Echolalia by Jared Green


Echo still had a body then; she was not just a voice. 

It was in her body, where her hunger slept in fetal spiral, that Juno’s offense bruised blackest. Here’s the tea, spilled in sum: it had been Juno that took her voice, punishment for lying to cover Jupiter. Enabling that thirsty daddy to satisfy his lust for nymphs.  Juno, then, fierce in Fendi but clouded by ancient ideas and her own problems with the things men do:

“You wear me out with your talk, Echo, your labyrinth language in which my husband hides. I strike your voice dead in your mouth and deny you a platform.” 

Leaving Echo speechless among the suicides of the Aokigahara forest, with only the ends of others’ words to amplify her brand. 

To be canceled, and by a woman, for the lusts of a powerful man would have been violation enough but worse were the suitors, matched by ancient algorithm, who came thereafter to find Echo. For seasons on end, none of them said anything worth repeating, but each took Echo’s affliction for fascination with their opinions and lifting routines. How they loved her for this, enamored to hear their own voices made lyric by hers. 

Ima be ur Sugar Daddy, they would say from the depths of their DMs.

Daddy, she would repeat, despising their limited imaginations and tragic follower counts. 

Not so Narcissus, whose cheekbones of Parian marble already had 1B views. He had strayed into the lonely countryside and sat beside the pool at the Marriott Courtyard, beneath that eyeblue sky.  There he bathed his body, milktooth white, and made new content, which was so exhausting, so exhausting. Who knew better than Narcissus the economy of attention’s insatiable appetite?

“Is there anybody here?” he asked, having grown unused to so few likes and engagements.

Here! Echo answered.

“Come!” said the stunning crimson of his lips.

Come! cried Echo, as if she could taste them.

“Come here and let us meet!”

Let us meet! replied Echo, feeling a vibe. She reached her arms out from the Sea of Trees to clasp his delicate neck. But Narcissus had not meant IRL and so slipped her grasp, crying:

“Away with these encircling hands! May I die before what’s mine is yours.” 

To which she could answer, only What’s mine is yours!

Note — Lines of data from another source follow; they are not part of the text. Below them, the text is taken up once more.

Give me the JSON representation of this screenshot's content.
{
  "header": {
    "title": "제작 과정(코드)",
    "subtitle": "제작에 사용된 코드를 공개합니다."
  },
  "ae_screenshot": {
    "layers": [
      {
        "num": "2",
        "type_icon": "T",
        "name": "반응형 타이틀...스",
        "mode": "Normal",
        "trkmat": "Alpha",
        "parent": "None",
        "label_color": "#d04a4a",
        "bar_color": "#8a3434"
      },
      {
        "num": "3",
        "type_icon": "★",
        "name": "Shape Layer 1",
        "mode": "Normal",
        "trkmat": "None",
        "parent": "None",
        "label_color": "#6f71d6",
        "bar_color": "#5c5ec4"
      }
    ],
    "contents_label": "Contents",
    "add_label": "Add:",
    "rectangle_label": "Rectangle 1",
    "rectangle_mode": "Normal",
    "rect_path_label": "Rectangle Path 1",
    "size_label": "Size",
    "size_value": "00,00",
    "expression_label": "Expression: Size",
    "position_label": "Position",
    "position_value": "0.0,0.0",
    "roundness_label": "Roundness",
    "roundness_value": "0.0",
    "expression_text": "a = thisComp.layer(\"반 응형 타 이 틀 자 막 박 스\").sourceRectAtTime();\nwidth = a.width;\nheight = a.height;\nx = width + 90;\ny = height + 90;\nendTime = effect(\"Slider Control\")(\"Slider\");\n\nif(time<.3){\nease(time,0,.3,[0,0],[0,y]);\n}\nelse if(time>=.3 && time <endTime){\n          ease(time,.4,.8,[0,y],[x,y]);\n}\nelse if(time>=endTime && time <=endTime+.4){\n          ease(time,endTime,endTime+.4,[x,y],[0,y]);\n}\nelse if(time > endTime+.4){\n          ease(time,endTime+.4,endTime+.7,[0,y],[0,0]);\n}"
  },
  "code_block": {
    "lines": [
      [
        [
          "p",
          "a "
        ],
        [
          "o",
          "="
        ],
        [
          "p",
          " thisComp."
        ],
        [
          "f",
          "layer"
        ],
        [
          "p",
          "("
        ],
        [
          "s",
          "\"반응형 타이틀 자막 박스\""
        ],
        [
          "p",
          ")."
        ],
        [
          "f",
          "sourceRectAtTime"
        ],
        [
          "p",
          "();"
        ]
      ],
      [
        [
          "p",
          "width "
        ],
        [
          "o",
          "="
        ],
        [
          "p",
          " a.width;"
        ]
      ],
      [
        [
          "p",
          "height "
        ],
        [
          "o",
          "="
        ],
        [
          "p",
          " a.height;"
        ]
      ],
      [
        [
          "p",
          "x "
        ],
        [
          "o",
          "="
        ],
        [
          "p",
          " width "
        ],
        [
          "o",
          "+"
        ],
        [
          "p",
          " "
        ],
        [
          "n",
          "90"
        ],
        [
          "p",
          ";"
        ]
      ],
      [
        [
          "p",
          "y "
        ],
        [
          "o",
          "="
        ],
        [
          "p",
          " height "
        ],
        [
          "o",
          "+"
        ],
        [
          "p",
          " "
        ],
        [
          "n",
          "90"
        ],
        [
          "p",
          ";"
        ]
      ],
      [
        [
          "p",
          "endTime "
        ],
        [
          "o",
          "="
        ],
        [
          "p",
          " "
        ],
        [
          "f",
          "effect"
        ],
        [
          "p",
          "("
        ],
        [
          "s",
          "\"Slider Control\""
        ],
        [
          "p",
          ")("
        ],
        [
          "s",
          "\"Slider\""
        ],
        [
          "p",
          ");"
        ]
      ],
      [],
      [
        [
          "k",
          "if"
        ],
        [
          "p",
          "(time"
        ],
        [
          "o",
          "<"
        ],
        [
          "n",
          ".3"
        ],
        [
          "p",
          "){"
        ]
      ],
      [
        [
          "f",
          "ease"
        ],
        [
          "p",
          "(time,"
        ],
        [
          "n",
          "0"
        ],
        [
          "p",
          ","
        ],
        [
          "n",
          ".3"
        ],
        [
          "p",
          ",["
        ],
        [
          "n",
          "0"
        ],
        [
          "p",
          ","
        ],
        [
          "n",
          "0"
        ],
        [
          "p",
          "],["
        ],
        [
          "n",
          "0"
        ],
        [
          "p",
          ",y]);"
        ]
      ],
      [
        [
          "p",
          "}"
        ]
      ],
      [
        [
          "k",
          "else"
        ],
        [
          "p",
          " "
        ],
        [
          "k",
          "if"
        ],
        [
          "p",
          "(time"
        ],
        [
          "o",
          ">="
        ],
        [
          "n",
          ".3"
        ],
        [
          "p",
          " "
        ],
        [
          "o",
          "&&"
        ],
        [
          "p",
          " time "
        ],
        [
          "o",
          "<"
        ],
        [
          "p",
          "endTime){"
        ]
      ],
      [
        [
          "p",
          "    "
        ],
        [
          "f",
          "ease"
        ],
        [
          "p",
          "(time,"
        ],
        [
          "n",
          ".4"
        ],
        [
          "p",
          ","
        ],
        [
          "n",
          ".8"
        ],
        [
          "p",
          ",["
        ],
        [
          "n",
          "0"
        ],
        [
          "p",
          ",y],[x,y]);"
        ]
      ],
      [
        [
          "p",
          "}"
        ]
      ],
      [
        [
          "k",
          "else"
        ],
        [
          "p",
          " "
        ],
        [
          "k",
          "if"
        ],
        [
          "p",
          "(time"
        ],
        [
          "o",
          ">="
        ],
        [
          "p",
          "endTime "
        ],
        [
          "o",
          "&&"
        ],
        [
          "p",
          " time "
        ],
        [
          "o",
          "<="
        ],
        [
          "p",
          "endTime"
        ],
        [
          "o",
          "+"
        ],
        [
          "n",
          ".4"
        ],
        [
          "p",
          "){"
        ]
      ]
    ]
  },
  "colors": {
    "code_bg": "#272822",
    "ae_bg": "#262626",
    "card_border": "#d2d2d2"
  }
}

Perhaps Narcissus, dim as he was, lost in the lemniscate of his influence as he was, had thought she was merely repeating. Partnered to the pools of his own eyes and a Sephora brand collaboration, he never noticed how Echo, in her loving and infinite cleverness, laid claim to his witless words. Among them: “I am on fire with love for my own self. It is I who kindles the flames I must endure.” 

And so, Echo: I must endure.

Who knows what might have come of it had he given her more to work with? Like the others, though, he had so little of interest to say. It broke her heart to have to drown him as she did, to throw his unbearably beautiful body into the canyon below. With the proper filter it looked even lovelier rearranged into its new angles, atop the bone heap of those who had come before. As for his skyblue eyes, she kept them for her inspo board, along with his final word: Farewell.

Because her name is Echo, and she always answers back.